Quality of Care, Disparities, and the Health Care Crisis for Moms and Babies of Color

Presenter
Elizabeth A. Howell, MD, MPP
Webinar Event Date

Overview

Dr. Howell describes the intertwined racial and ethnic disparities in maternal and infant mortality. She introduces a framework that describes the complex web of factors that contribute to these disparities. The model also described pathways linking hospital organization and quality to maternal and infant health disparities. Dr. Howell also shares her team's research findings on quality of care, disparities in severe maternal morbidity and very preterm morbidity and mortality in New York City hospitals. The presentation discusses levers to reduce disparities.

 

Biography

Elizabeth A. Howell, M.D., M.P.P.
Harrison McCrea Dickson President’s Distinguished Professor
Chair, Department of Obstetrics & Gynecology, Perelman School of Medicine
University of Pennsylvania Health System
Senior Fellow, Leonard Davis Institute, University of Pennsylvania

Elizabeth Howell, M.D., M.P.P., is the Chair of the Department of Obstetrics & Gynecology at the Perelman School of Medicine at the University of Pennsylvania. Previously, she was a Professor of Population Health Science & Policy and Obstetrics, Gynecology, and Reproductive Science and the Founding Director of the Blavatnik Family Women’s Health Research Institute at the Icahn School of Medicine at Mount Sinai. She is a NIH-funded ob/gyn health services researcher, and her major research interests are the intersection between quality of care and disparities in maternal and infant mortality and morbidity and postpartum depression and its impact on underserved communities.

She has served on several expert committees, including for the Institute of Medicine, NIH, the Joint Commission, ACOG, and international external scientific advisory boards. She co-chaired the Alliance for Innovation on Maternal Health Working Group on Reduction of Peripartum Racial Disparities, served on the Governor’s Taskforce on Maternal Mortality and Disparate Racial Outcomes for New York State, and served on the New York City Maternal Mortality and Morbidity Steering Committee for the New York City Department of Health and Mental Hygiene. Dr. Howell has testified to the U.S. Congress for maternal healthcare legislation and currently co-chairs the National Quality Forum Committee on Maternal Morbidity and Mortality.

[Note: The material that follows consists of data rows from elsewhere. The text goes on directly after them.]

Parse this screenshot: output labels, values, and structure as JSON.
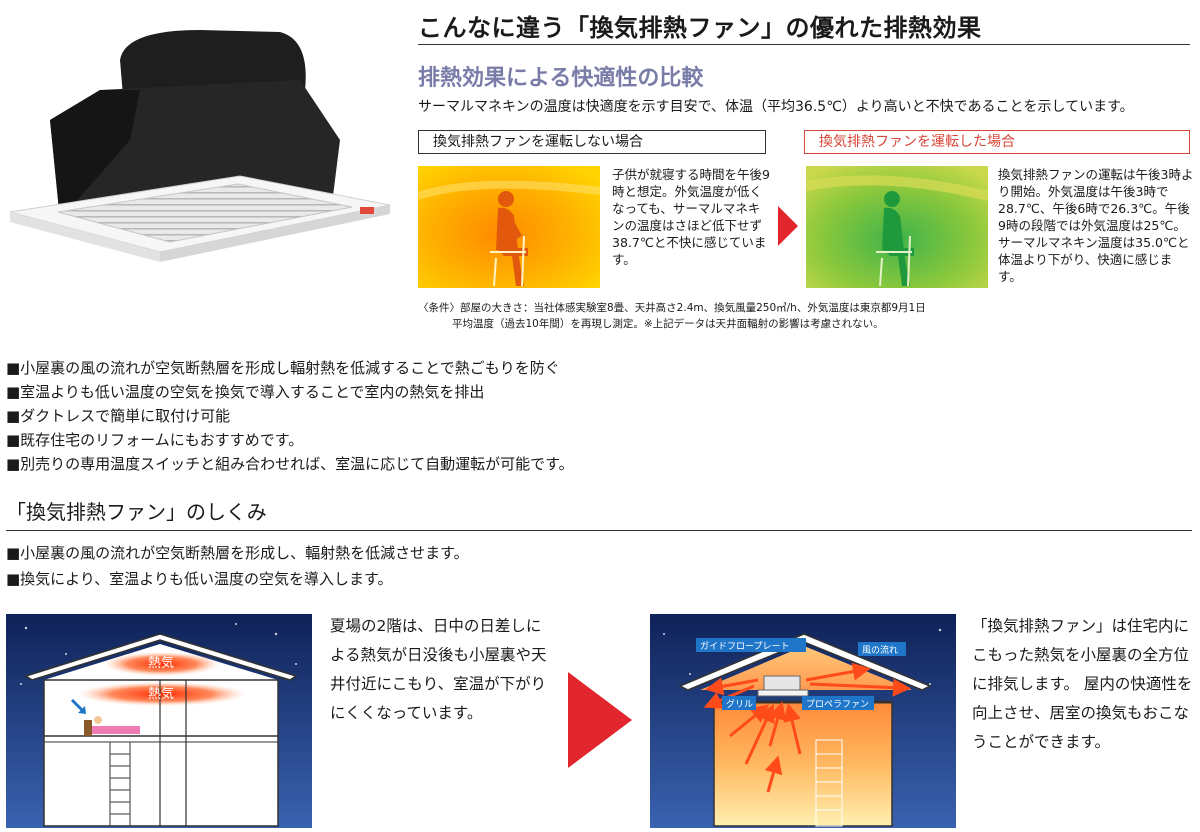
{
  "header": {
    "main_title": "こんなに違う「換気排熱ファン」の優れた排熱効果",
    "sub_title": "排熱効果による快適性の比較",
    "description": "サーマルマネキンの温度は快適度を示す目安で、体温（平均36.5℃）より高いと不快であることを示しています。"
  },
  "comparison": {
    "without": {
      "label": "換気排熱ファンを運転しない場合",
      "text": "子供が就寝する時間を午後9時と想定。外気温度が低くなっても、サーマルマネキンの温度はさほど低下せず38.7℃と不快に感じています。"
    },
    "with": {
      "label": "換気排熱ファンを運転した場合",
      "text": "換気排熱ファンの運転は午後3時より開始。外気温度は午後3時で28.7℃、午後6時で26.3℃。午後9時の段階では外気温度は25℃。サーマルマネキン温度は35.0℃と体温より下がり、快適に感じます。"
    },
    "condition_line1": "〈条件〉部屋の大きさ：当社体感実験室8畳、天井高さ2.4m、換気風量250㎥/h、外気温度は東京都9月1日",
    "condition_line2": "平均温度（過去10年間）を再現し測定。※上記データは天井面輻射の影響は考慮されない。"
  },
  "features": [
    "■小屋裏の風の流れが空気断熱層を形成し輻射熱を低減することで熱ごもりを防ぐ",
    "■室温よりも低い温度の空気を換気で導入することで室内の熱気を排出",
    "■ダクトレスで簡単に取付け可能",
    "■既存住宅のリフォームにもおすすめです。",
    "■別売りの専用温度スイッチと組み合わせれば、室温に応じて自動運転が可能です。"
  ],
  "mechanism": {
    "title": "「換気排熱ファン」のしくみ",
    "points": [
      "■小屋裏の風の流れが空気断熱層を形成し、輻射熱を低減させます。",
      "■換気により、室温よりも低い温度の空気を導入します。"
    ],
    "before_text": "夏場の2階は、日中の日差しによる熱気が日没後も小屋裏や天井付近にこもり、室温が下がりにくくなっています。",
    "after_text": "「換気排熱ファン」は住宅内にこもった熱気を小屋裏の全方位に排気します。 屋内の快適性を向上させ、居室の換気もおこなうことができます。",
    "labels": {
      "heat_attic": "熱気",
      "heat_ceiling": "熱気",
      "guide_plate": "ガイドフロープレート",
      "wind_flow": "風の流れ",
      "grill": "グリル",
      "propeller_fan": "プロペラファン"
    }
  },
  "colors": {
    "accent_red": "#e3262d",
    "subtitle": "#7a7ca8",
    "night_sky": "#16306b",
    "label_blue": "#1f76c8"
  }
}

Dr. Howell has been featured by NPR, ProPublica, NBC Nightly News, The Today Show, New York Times, and Essence Magazine. She recently shared her research on quality of care, maternal mortality and morbidity, and racial and ethnic disparities in a TEDMED talk, which has garnered over 1.85 million views.

Dr. Howell received her undergraduate degree from Stanford University and received her medical and public policy degrees at Harvard Medical School and the Harvard Kennedy School of Government. She received her residency training at Cornell/New York Hospital and her postdoctoral training in clinical epidemiology as a Robert Wood Johnson Clinical Scholar at Yale Medical School.